Let’s take a look at how the story “How To Get a Cat out of a Tree” uses the writing component of ideas. On Monday, we said that the idea, or main message, “should be made clear to the reader at the outset, and it should be developed and supported throughout the work.”
This story seems to be a “how to” article. As such, the title simply states the topic of the piece. The first paragraph of Part 1, after giving some background information, closes by restating the main idea.
The story develops the idea chronologically beginning with the third paragraph. We find out how a cat got stranded in a tree, and we see the narrator try a variety of actions to get her down. Sensory details, such as the kitten’s meow, the height of the tree, and the image of the narrator dragging a tall ladder through underbrush help the reader become involved with the story. The information about the bobcat helps the reader understand the narrator’s anxiety. Part 1 ends with the cat safely on the ground, but not because of anything our narrator did. We have to wait for Part 2 to find out the technique to which the title refers.
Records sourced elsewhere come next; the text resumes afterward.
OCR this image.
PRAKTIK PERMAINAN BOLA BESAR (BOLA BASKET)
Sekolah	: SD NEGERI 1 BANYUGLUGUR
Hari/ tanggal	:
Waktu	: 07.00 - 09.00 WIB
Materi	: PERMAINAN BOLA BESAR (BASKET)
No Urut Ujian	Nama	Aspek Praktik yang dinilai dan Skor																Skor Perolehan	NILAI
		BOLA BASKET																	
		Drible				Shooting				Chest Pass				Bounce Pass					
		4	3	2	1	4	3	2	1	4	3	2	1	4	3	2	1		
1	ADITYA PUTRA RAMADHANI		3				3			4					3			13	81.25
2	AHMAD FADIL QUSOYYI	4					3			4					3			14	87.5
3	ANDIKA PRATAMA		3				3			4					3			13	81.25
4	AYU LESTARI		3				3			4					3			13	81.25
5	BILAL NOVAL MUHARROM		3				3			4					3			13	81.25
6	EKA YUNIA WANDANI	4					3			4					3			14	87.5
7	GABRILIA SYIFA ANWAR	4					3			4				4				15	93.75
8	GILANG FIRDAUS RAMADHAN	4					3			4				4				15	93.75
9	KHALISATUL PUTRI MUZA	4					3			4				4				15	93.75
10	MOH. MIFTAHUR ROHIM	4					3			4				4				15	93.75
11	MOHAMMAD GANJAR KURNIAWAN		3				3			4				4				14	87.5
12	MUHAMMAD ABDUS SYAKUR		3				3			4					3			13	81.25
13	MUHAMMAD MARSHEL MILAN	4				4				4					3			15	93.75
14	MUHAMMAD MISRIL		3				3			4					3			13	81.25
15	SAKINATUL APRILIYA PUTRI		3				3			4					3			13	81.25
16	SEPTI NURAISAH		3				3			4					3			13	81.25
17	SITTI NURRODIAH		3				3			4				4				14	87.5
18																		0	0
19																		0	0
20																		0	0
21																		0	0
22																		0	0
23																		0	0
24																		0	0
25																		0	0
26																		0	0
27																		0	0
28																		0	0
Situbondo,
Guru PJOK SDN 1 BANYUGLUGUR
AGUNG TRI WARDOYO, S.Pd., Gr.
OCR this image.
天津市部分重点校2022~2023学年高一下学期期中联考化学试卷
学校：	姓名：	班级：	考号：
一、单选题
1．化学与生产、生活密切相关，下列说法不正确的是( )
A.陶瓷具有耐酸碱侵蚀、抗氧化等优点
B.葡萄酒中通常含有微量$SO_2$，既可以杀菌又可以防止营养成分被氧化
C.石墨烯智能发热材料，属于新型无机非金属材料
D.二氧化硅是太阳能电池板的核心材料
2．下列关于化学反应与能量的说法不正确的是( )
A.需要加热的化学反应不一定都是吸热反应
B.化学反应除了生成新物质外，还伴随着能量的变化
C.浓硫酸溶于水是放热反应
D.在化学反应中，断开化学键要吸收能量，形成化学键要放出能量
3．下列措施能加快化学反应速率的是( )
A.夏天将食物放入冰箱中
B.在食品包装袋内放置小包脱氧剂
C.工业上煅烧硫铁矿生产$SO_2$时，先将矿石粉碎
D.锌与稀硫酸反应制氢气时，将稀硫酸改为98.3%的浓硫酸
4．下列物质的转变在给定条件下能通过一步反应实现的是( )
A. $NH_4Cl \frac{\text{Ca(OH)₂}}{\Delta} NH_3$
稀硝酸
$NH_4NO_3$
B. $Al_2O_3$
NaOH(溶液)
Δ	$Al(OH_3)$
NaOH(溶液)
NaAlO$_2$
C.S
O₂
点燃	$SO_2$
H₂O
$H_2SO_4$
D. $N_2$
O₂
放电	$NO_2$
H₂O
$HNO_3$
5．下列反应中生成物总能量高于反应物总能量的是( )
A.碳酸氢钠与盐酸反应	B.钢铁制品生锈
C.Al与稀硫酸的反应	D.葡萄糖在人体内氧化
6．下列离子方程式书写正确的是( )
Part 2 picks the story up after a few weeks and again sets up the cat-in-a-tree situation. This time, the cat’s perch is higher and the wait is longer, but the narrator’s restraint is considerably looser. Again, details bring the story to life and reinforce the topic. We see the narrator “plowing” through the woods, the cat calling “pitifully,” and the storm heightening the drama.
The last few sentences finally reveal the solution and finish the idea. This brings the story full circle–and the cat out of the tree.